Wichtig ist zu verstehen, dass „Antifa“ in Deutschland aber auch Weltweit in der Regel keine einzige feste Organisation ist, sondern ein Sammelbegriff. „Sammelbegriff“ heißt, viele unterschiedliche Gruppen und Einzelpersonen werden unter einem Wort zusammengefasst, obwohl sie nicht gemeinsam handeln, keine gemeinsame Kasse haben und keine gemeinsame Leitung haben. Genau hier liegt ein Kernproblem des Antrags. Ein „Vereinsverbot“ nach dem Vereinsgesetz, also ein staatliches Verbot einer Organisation, ist in Deutschland nur möglich, wenn es einen konkreten Verein gibt. Ein Verein im rechtlichen Sinn ist eine auf Dauer angelegte Organisation, die einen festen Kern hat und eine klare Struktur. Ein bloßer Sammelbegriff ist kein Verein. Wenn man trotzdem ein Verbot ausspricht, ohne dass eine feste Organisation existiert, trifft das am Ende Menschen wegen ihrer Haltung. „Haltung“ meint hier die politische Meinung, also das Eintreten gegen Faschismus. Das wäre ein Gesinnungsverbot. „Gesinnungsverbot“ bedeutet, dass nicht Handlungen, sondern die Meinung bestraft wird. Das steht im Widerspruch zur Meinungsfreiheit. Meinungsfreiheit ist ein Grundrecht, also ein besonders geschütztes Recht.

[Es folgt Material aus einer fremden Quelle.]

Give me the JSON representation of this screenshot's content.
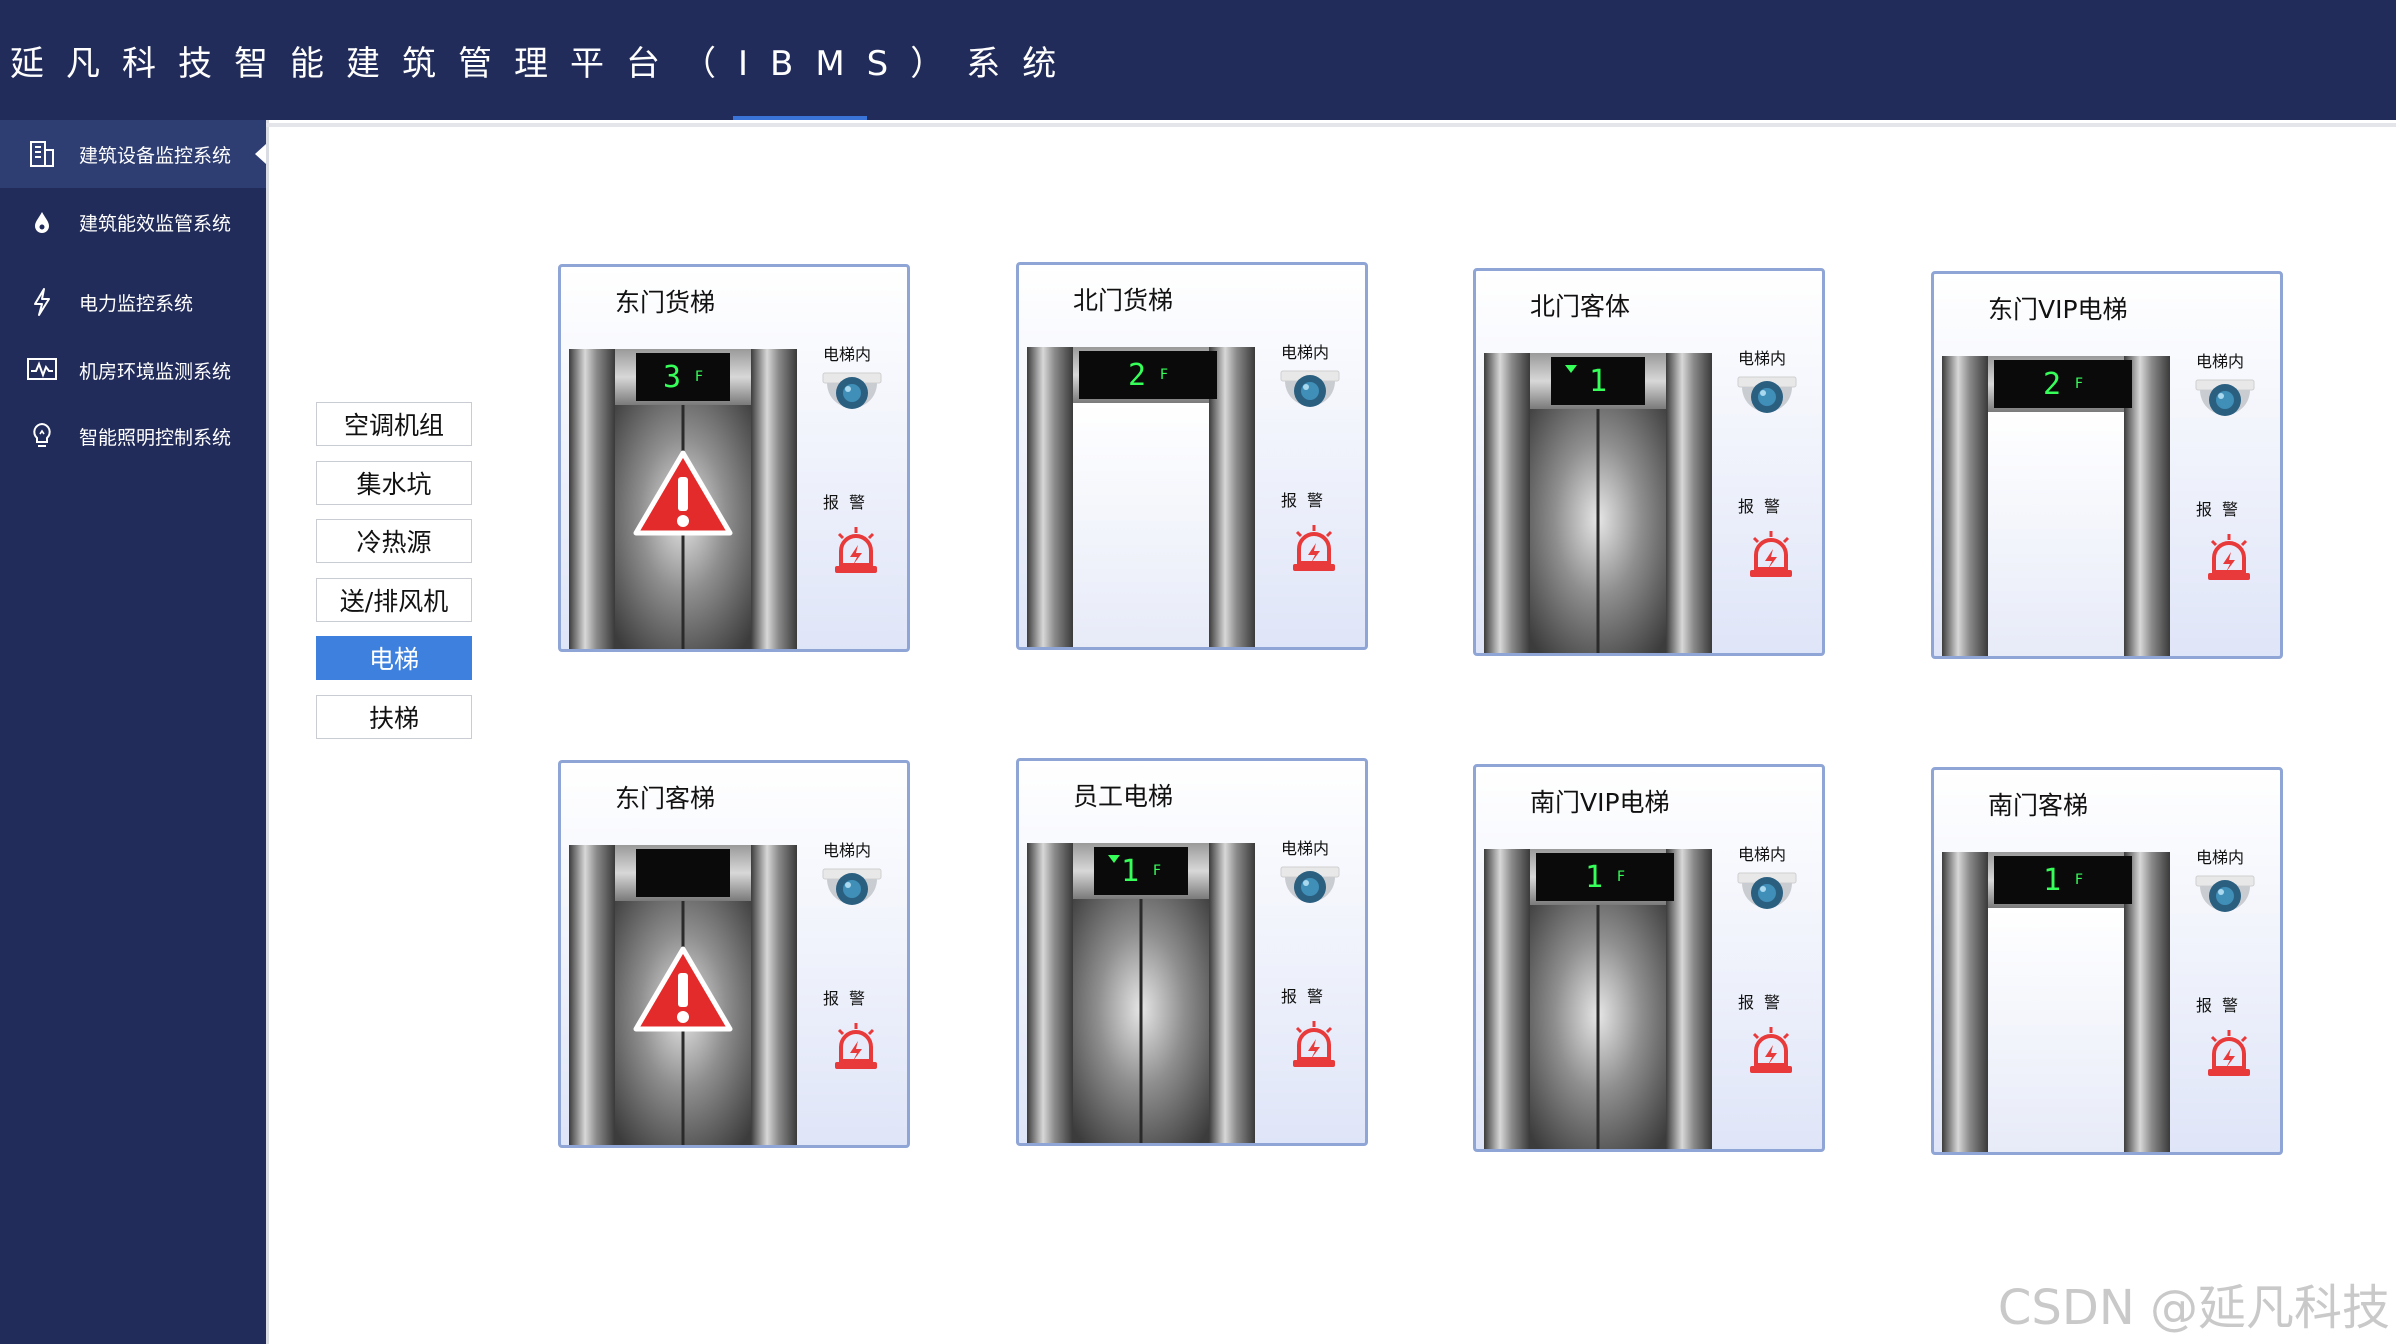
{
  "header": {
    "title": "延凡科技智能建筑管理平台（IBMS）系统"
  },
  "sidebar": {
    "items": [
      {
        "label": "建筑设备监控系统",
        "icon": "building-icon",
        "active": true
      },
      {
        "label": "建筑能效监管系统",
        "icon": "drop-icon",
        "active": false
      },
      {
        "label": "电力监控系统",
        "icon": "lightning-icon",
        "active": false
      },
      {
        "label": "机房环境监测系统",
        "icon": "monitor-wave-icon",
        "active": false
      },
      {
        "label": "智能照明控制系统",
        "icon": "lightbulb-icon",
        "active": false
      }
    ]
  },
  "categories": [
    {
      "label": "空调机组",
      "active": false
    },
    {
      "label": "集水坑",
      "active": false
    },
    {
      "label": "冷热源",
      "active": false
    },
    {
      "label": "送/排风机",
      "active": false
    },
    {
      "label": "电梯",
      "active": true
    },
    {
      "label": "扶梯",
      "active": false
    }
  ],
  "elevator_labels": {
    "camera": "电梯内",
    "alarm": "报警",
    "floor_unit": "F"
  },
  "elevators": [
    {
      "name": "东门货梯",
      "floor": "3",
      "state": "fault",
      "direction": ""
    },
    {
      "name": "北门货梯",
      "floor": "2",
      "state": "open",
      "direction": ""
    },
    {
      "name": "北门客体",
      "floor": "1",
      "state": "closed",
      "direction": "down"
    },
    {
      "name": "东门VIP电梯",
      "floor": "2",
      "state": "open",
      "direction": ""
    },
    {
      "name": "东门客梯",
      "floor": "",
      "state": "fault",
      "direction": ""
    },
    {
      "name": "员工电梯",
      "floor": "1",
      "state": "closed",
      "direction": "down"
    },
    {
      "name": "南门VIP电梯",
      "floor": "1",
      "state": "closed",
      "direction": ""
    },
    {
      "name": "南门客梯",
      "floor": "1",
      "state": "open",
      "direction": ""
    }
  ],
  "watermark": "CSDN @延凡科技",
  "colors": {
    "header_bg": "#222c5a",
    "active_blue": "#3e80dd",
    "card_border": "#8ea5d6",
    "floor_text": "#36ff5a",
    "alarm_red": "#e83a3a",
    "warning_red": "#e32b2b"
  }
}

Die AfD will im Antrag außerdem, dass die Bundesregierung die Sicherheitsbehörden stärker politisch führt und den Verfassungsschutz „vertrauenswürdiger“ macht. Das klingt zuerst harmlos, ist es aber nicht. Der Verfassungsschutz ist eine Behörde, die die freiheitliche demokratische Grundordnung schützt. „Freiheitliche demokratische Grundordnung“ ist ein schwieriges Wort für die Grundregeln unserer Demokratie. Dazu gehören freie Wahlen, Menschenwürde, Gewaltenteilung und Rechtsstaatlichkeit. „Gewaltenteilung“ bedeutet, dass Gesetzgebung, Regierung und Gerichte voneinander getrennt sind. So kann eine Seite die andere kontrollieren. Wenn eine Partei fordert, Sicherheitsbehörden politisch enger zu steuern, ist das gefährlich. Es schwächt die Unabhängigkeit dieser Behörden. Unabhängigkeit heißt, sie arbeiten nach Recht und Gesetz, nicht nach Parteiwillen. Wenn man die Unabhängigkeit schwächt, kann eine Regierung ihre Gegner leichter verfolgen. Das ist in einer Demokratie nicht erlaubt und auch nicht klug, denn morgen könnte eine andere Regierung diese Macht gegen dich einsetzen.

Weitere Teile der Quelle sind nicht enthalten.